In May 2009, the Coyotes filed for Chapter 11 protection from creditors and agreed to be acquired by an owner who wanted to move the team to Hamilton, Ontario. The NHL objected, seeking to keep the team in Phoenix and arguing the league, not the team owner, was in control of the troubled franchise.
A U.S. Bankruptcy Court judge ordered mediation between team and league and then presided over a series of hearings before setting up an auction that resulted, last November, in the Coyotes being sold to the NHL.
“Generally, courts try to take the course that’s least disruptive to the business,” McCann said.
The Rangers sale will be completed as part of a prepackaged reorganization plan for Texas Rangers Baseball Partners, the company said yesterday in a statement.
Under the plan, the company will sell the team to the investors in a transaction valued at about $575 million. That includes the investors taking on some debt, and a separate deal with another Hicks company to sell about 153 acres of land around the ballpark in return for cash, notes and an ownership interest in the group buying the team. The investors required the land as part of the agreement.
“This plan to complete the sale of the Texas Rangers serves the best interests of the team, its fans, MLB and all other parties involved,” Allan H. ‘Bud’ Selig, the commissioner of Major League Baseball, said in the statement.
The league agreed to provide the Rangers with a loan to ensure the team can meet its obligations while the sale awaits court approval.
Hicks bought the team for $250 million in 1998 from an investor group that included then-Texas Governor George W. Bush. The value of the team fell to $405 million last year from $412 million in 2008, Forbes magazine reported in April.
The franchise, which began play in 1961 as the expansion Washington Senators after the longtime Senators franchise relocated to Minnesota, moved to Texas for the 1972 season. The team has made the playoffs three times, never making it past the first round.
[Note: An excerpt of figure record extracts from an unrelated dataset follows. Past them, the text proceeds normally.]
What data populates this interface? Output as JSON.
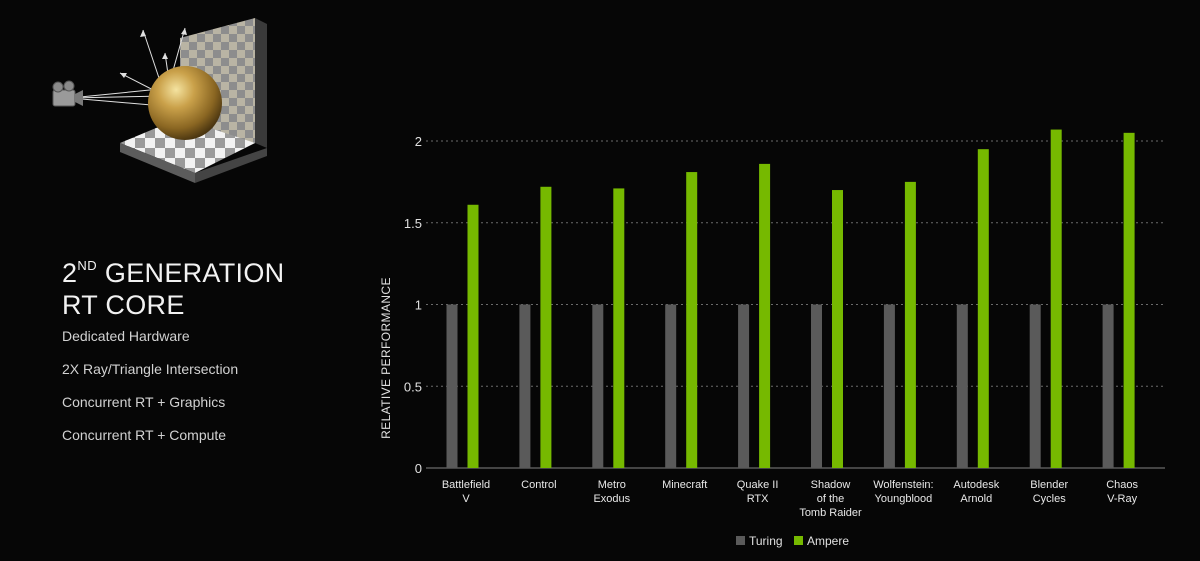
{
  "heading": {
    "line1_prefix": "2",
    "line1_sup": "ND",
    "line1_rest": " GENERATION",
    "line2": "RT CORE"
  },
  "features": [
    "Dedicated Hardware",
    "2X Ray/Triangle Intersection",
    "Concurrent RT + Graphics",
    "Concurrent RT + Compute"
  ],
  "colors": {
    "background": "#060606",
    "turing": "#5a5a5a",
    "ampere": "#76b900",
    "gridline": "#6a6a6a",
    "text": "#e8e8e8"
  },
  "chart_data": {
    "type": "bar",
    "title": "",
    "xlabel": "",
    "ylabel": "RELATIVE PERFORMANCE",
    "ylim": [
      0,
      2.1
    ],
    "yticks": [
      0,
      0.5,
      1,
      1.5,
      2
    ],
    "ytick_labels": [
      "0",
      "0.5",
      "1",
      "1.5",
      "2"
    ],
    "grid": true,
    "legend_position": "bottom-center",
    "categories": [
      [
        "Battlefield",
        "V"
      ],
      [
        "Control"
      ],
      [
        "Metro",
        "Exodus"
      ],
      [
        "Minecraft"
      ],
      [
        "Quake II",
        "RTX"
      ],
      [
        "Shadow",
        "of the",
        "Tomb Raider"
      ],
      [
        "Wolfenstein:",
        "Youngblood"
      ],
      [
        "Autodesk",
        "Arnold"
      ],
      [
        "Blender",
        "Cycles"
      ],
      [
        "Chaos",
        "V-Ray"
      ]
    ],
    "series": [
      {
        "name": "Turing",
        "color": "#5a5a5a",
        "values": [
          1,
          1,
          1,
          1,
          1,
          1,
          1,
          1,
          1,
          1
        ]
      },
      {
        "name": "Ampere",
        "color": "#76b900",
        "values": [
          1.61,
          1.72,
          1.71,
          1.81,
          1.86,
          1.7,
          1.75,
          1.95,
          2.07,
          2.05
        ]
      }
    ]
  }
}
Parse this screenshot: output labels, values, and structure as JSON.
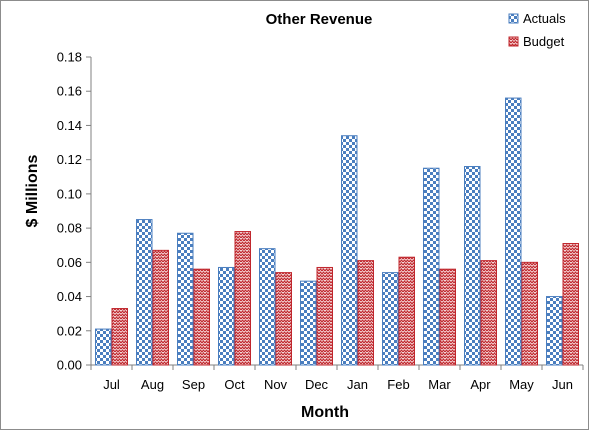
{
  "chart_data": {
    "type": "bar",
    "title": "Other Revenue",
    "xlabel": "Month",
    "ylabel": "$ Millions",
    "categories": [
      "Jul",
      "Aug",
      "Sep",
      "Oct",
      "Nov",
      "Dec",
      "Jan",
      "Feb",
      "Mar",
      "Apr",
      "May",
      "Jun"
    ],
    "series": [
      {
        "name": "Actuals",
        "color": "#4a7ebf",
        "pattern": "checkerboard",
        "values": [
          0.021,
          0.085,
          0.077,
          0.057,
          0.068,
          0.049,
          0.134,
          0.054,
          0.115,
          0.116,
          0.156,
          0.04
        ]
      },
      {
        "name": "Budget",
        "color": "#c0272d",
        "pattern": "zigzag-weave",
        "values": [
          0.033,
          0.067,
          0.056,
          0.078,
          0.054,
          0.057,
          0.061,
          0.063,
          0.056,
          0.061,
          0.06,
          0.071
        ]
      }
    ],
    "ylim": [
      0,
      0.18
    ],
    "yticks": [
      "0.00",
      "0.02",
      "0.04",
      "0.06",
      "0.08",
      "0.10",
      "0.12",
      "0.14",
      "0.16",
      "0.18"
    ],
    "grid": false,
    "legend_position": "top-right"
  }
}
In 2000, the Rangers signed Rodriguez to a 10-year, $252 million contract, then the biggest in history. Rodriguez was traded to New York in February 2004 in exchange for then All-Star second baseman Alfonso Soriano and infielder Joaquin Arias. Texas also agreed to pay about $67 million of the $179 million that remained on Rodriguez’s contract.
A message left at the office of Scott Boras, Rodriguez’s agent, wasn’t immediately returned yesterday.
After Rodriguez, the next five unsecured creditors are also players or former players for the Rangers. They are: Kevin Millwood, a pitcher for the Baltimore Orioles ($12.9 million); Rangers third baseman Michael Young ($3.9 million); Los Angeles Dodgers pitcher Vicente Padilla ($1.7 million); Mickey Tettleton, who retired from the Rangers in 1997 ($1.4 million); and Mark McLemore, a former Rangers second baseman who retired from the Oakland A’s in 2004 ($970,000).
Hicks, 64, who served as chairman of private-equity firm Hicks, Muse, Tate & Furst Inc. from 1989 through 2004, also is trying to sell the Liverpool Football Club, the 18-time English soccer champion that Hicks co-owns with George Gillett.
Dallas-based Hicks Sports said in a statement in February that it was also exploring a possible sale of the Dallas Stars of the National Hockey League.
The case is In re Texas Rangers Baseball Partners, 10-43400, U.S. Bankruptcy Court, Northern District of Texas (Fort Worth).